The Black Box Problem of Neural Networks

Previously, LLMs operated like black boxes, providing outputs without a clear understanding of the underlying processes. These models consist of neurons activated by specific functions, and the pattern of activated neurons forms features, which in turn create the model’s internal state. Most LLM neurons are uninterpretable, hindering our mechanistic understanding of the models.

A New Technique for Mapping Internal States

The Anthropic team employed a technique called “dictionary learning,” adapted from classical machine learning. This method isolates recurring neuron activation patterns across various contexts, allowing internal states to be represented by a few active features instead of many active neurons. This decomposition into features was previously successful in small models, motivating researchers to apply it to Claude 3 Sonnet, yielding impressive results.

Mapping Internal States

The researchers extracted millions of features, creating a conceptual map of the model’s internal states midway through its computation. These features are abstract and consistent across contexts and languages, even generalizing to image inputs.

Insights into the LLM’s Inner Workings

The study revealed that the distance between similar features corresponds to their conceptual similarity. For instance, features related to “inner conflict” were found near those associated with relationship breakups, conflicting allegiances, and logical inconsistencies.

Implications for Model Safety

The most intriguing finding is the ability to manipulate these features artificially. Emphasizing or de-emphasizing certain features alters the model’s behavior, which is a significant advancement for ensuring model safety. For example, artificially activating a feature associated with blindly agreeing with the user dramatically changes the model’s responses and behavior.
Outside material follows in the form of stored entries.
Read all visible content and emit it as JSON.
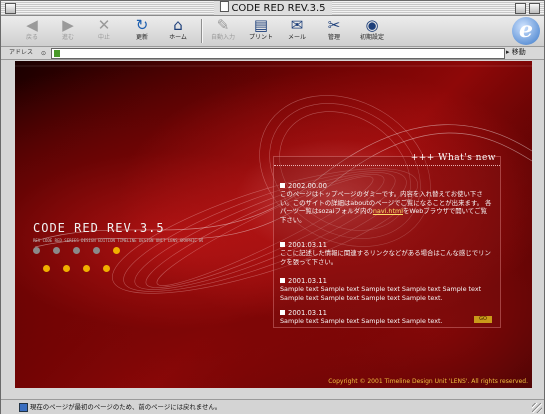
{
  "window": {
    "title": "CODE RED REV.3.5"
  },
  "toolbar": {
    "buttons": [
      {
        "label": "戻る",
        "icon": "◀",
        "disabled": true
      },
      {
        "label": "進む",
        "icon": "▶",
        "disabled": true
      },
      {
        "label": "中止",
        "icon": "✕",
        "disabled": true
      },
      {
        "label": "更新",
        "icon": "↻",
        "disabled": false
      },
      {
        "label": "ホーム",
        "icon": "⌂",
        "disabled": false
      },
      {
        "label": "自動入力",
        "icon": "✎",
        "disabled": true
      },
      {
        "label": "プリント",
        "icon": "▤",
        "disabled": false
      },
      {
        "label": "メール",
        "icon": "✉",
        "disabled": false
      },
      {
        "label": "管理",
        "icon": "✂",
        "disabled": false
      },
      {
        "label": "初期設定",
        "icon": "◉",
        "disabled": false
      }
    ]
  },
  "address": {
    "label": "アドレス",
    "value": "",
    "go_label": "移動"
  },
  "page": {
    "logo_title": "CODE RED REV.3.5",
    "logo_tagline": "REV CODE RED SERIES DESIGN EDITION TIMELINE DESIGN UNIT LENS GRAPHIC WORKS",
    "dots_row1": [
      "#8a8a8a",
      "#8a8a8a",
      "#8a8a8a",
      "#8a8a8a"
    ],
    "dots_row2": [
      "#f0b000",
      "#f0b000",
      "#f0b000",
      "#f0b000",
      "#f0b000"
    ],
    "whats_new_title": "+++ What's new",
    "news": [
      {
        "date": "2002.00.00",
        "text_before": "このページはトップページのダミーです。内容を入れ替えてお使い下さい。このサイトの詳細はaboutのページでご覧になることが出来ます。 各パーツ一覧はsozaiフォルダ内の",
        "link": "navi.html",
        "text_after": "をWebブラウザで開いてご覧下さい。"
      },
      {
        "date": "2001.03.11",
        "text_before": "ここに記述した情報に関連するリンクなどがある場合はこんな感じでリンクを張って下さい。",
        "link": "",
        "text_after": ""
      },
      {
        "date": "2001.03.11",
        "text_before": "Sample text Sample text Sample text Sample text Sample text Sample text Sample text Sample text Sample text.",
        "link": "",
        "text_after": ""
      },
      {
        "date": "2001.03.11",
        "text_before": "Sample text Sample text Sample text Sample text.",
        "link": "",
        "text_after": ""
      }
    ],
    "go_badge": "GO",
    "copyright": "Copyright © 2001 Timeline Design Unit 'LENS'. All rights reserved."
  },
  "status": {
    "text": "現在のページが最初のページのため、前のページには戻れません。"
  },
  "colors": {
    "accent_red": "#8e0808",
    "gold": "#f0c040",
    "link": "#ffdd66"
  }
}
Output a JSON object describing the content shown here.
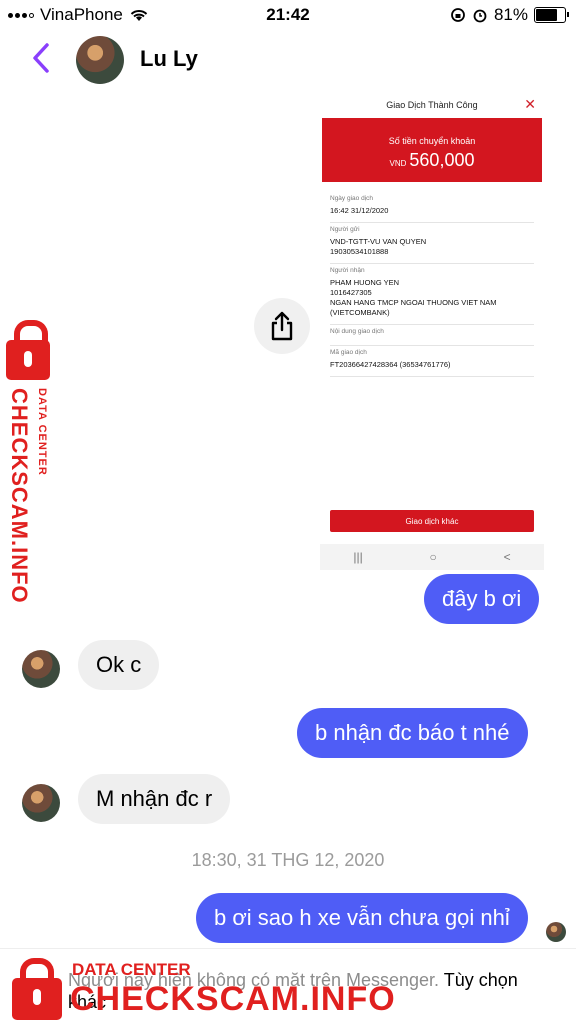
{
  "status_bar": {
    "carrier": "VinaPhone",
    "time": "21:42",
    "battery": "81%",
    "battery_level": 0.81
  },
  "header": {
    "contact_name": "Lu Ly"
  },
  "receipt": {
    "title": "Giao Dịch Thành Công",
    "amount_label": "Số tiền chuyển khoản",
    "currency": "VND",
    "amount": "560,000",
    "rows": [
      {
        "label": "Ngày giao dịch",
        "value": "16:42 31/12/2020"
      },
      {
        "label": "Người gửi",
        "value": "VND-TGTT-VU VAN QUYEN\n19030534101888"
      },
      {
        "label": "Người nhận",
        "value": "PHAM HUONG YEN\n1016427305\nNGAN HANG TMCP NGOAI THUONG VIET NAM\n(VIETCOMBANK)"
      },
      {
        "label": "Nội dung giao dịch",
        "value": ""
      },
      {
        "label": "Mã giao dịch",
        "value": "FT20366427428364 (36534761776)"
      }
    ],
    "button": "Giao dịch khác",
    "nav": [
      "|||",
      "○",
      "<"
    ]
  },
  "messages": [
    {
      "dir": "out",
      "text": "đây b ơi"
    },
    {
      "dir": "in",
      "text": "Ok c"
    },
    {
      "dir": "out",
      "text": "b nhận đc báo t nhé"
    },
    {
      "dir": "in",
      "text": "M nhận đc r"
    },
    {
      "dir": "out",
      "text": "b ơi sao h xe vẫn chưa gọi nhỉ"
    }
  ],
  "timestamp": "18:30, 31 THG 12, 2020",
  "footer": {
    "notice": "Người này hiện không có mặt trên Messenger.",
    "option": "Tùy chọn khác"
  },
  "watermark": {
    "sub": "DATA CENTER",
    "main": "CHECKSCAM.INFO",
    "color": "#e0201f"
  }
}
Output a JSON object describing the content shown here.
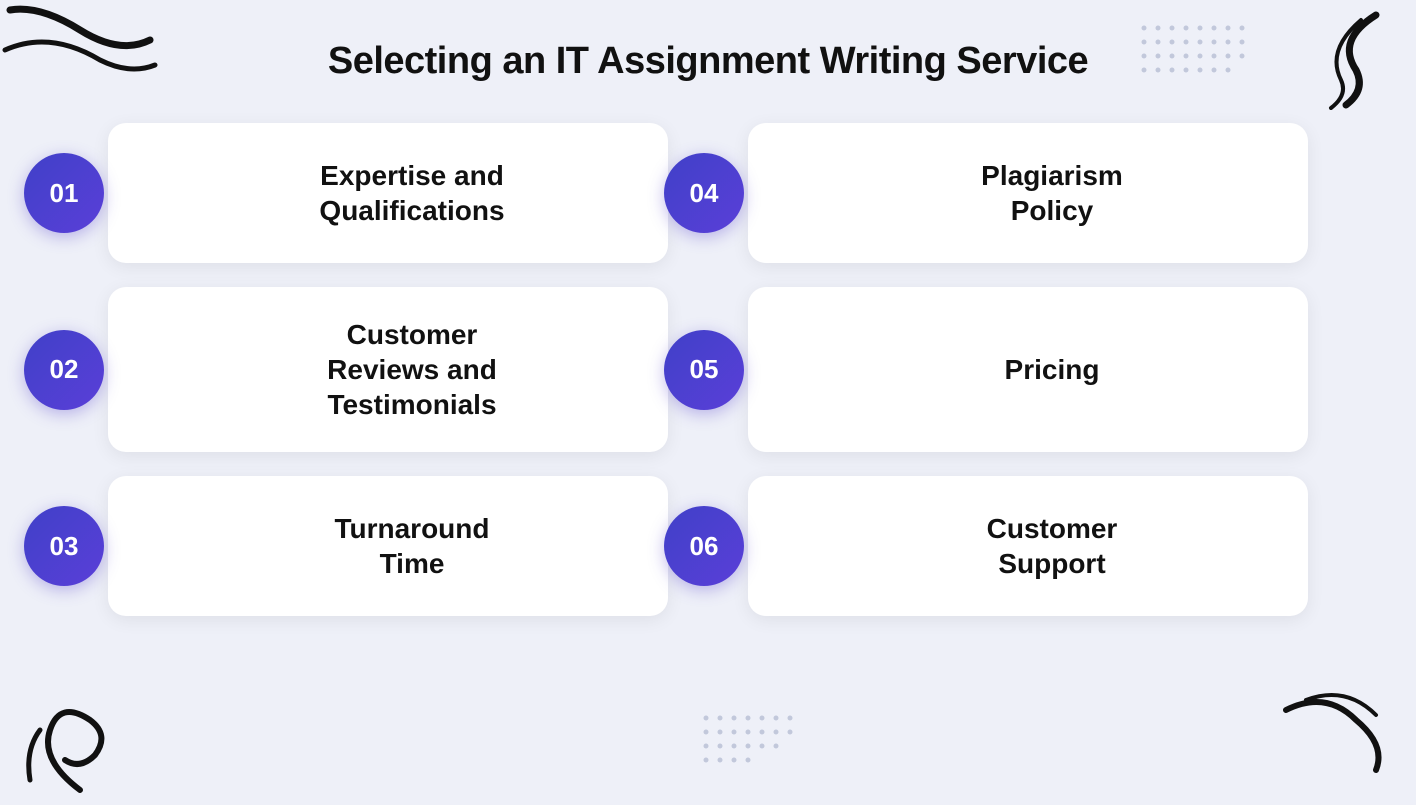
{
  "page": {
    "title": "Selecting an IT Assignment Writing Service",
    "background_color": "#eef0f8",
    "accent_color": "#4545cc"
  },
  "cards": [
    {
      "id": "01",
      "label": "Expertise and\nQualifications"
    },
    {
      "id": "04",
      "label": "Plagiarism\nPolicy"
    },
    {
      "id": "02",
      "label": "Customer\nReviews and\nTestimonials"
    },
    {
      "id": "05",
      "label": "Pricing"
    },
    {
      "id": "03",
      "label": "Turnaround\nTime"
    },
    {
      "id": "06",
      "label": "Customer\nSupport"
    }
  ]
}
This creates an opportunity to map all features of LLMs, allowing for their manipulation to enhance safety by, for instance, disabling certain features and artificially enabling others.

However, significant challenges remain. Mapping all existing features demands more computation than training the model itself. Additionally, understanding activations and their significance does not reveal the circuits they are part of. Finally, there is no guarantee that this technique will indeed make AI models safer, despite its promising potential.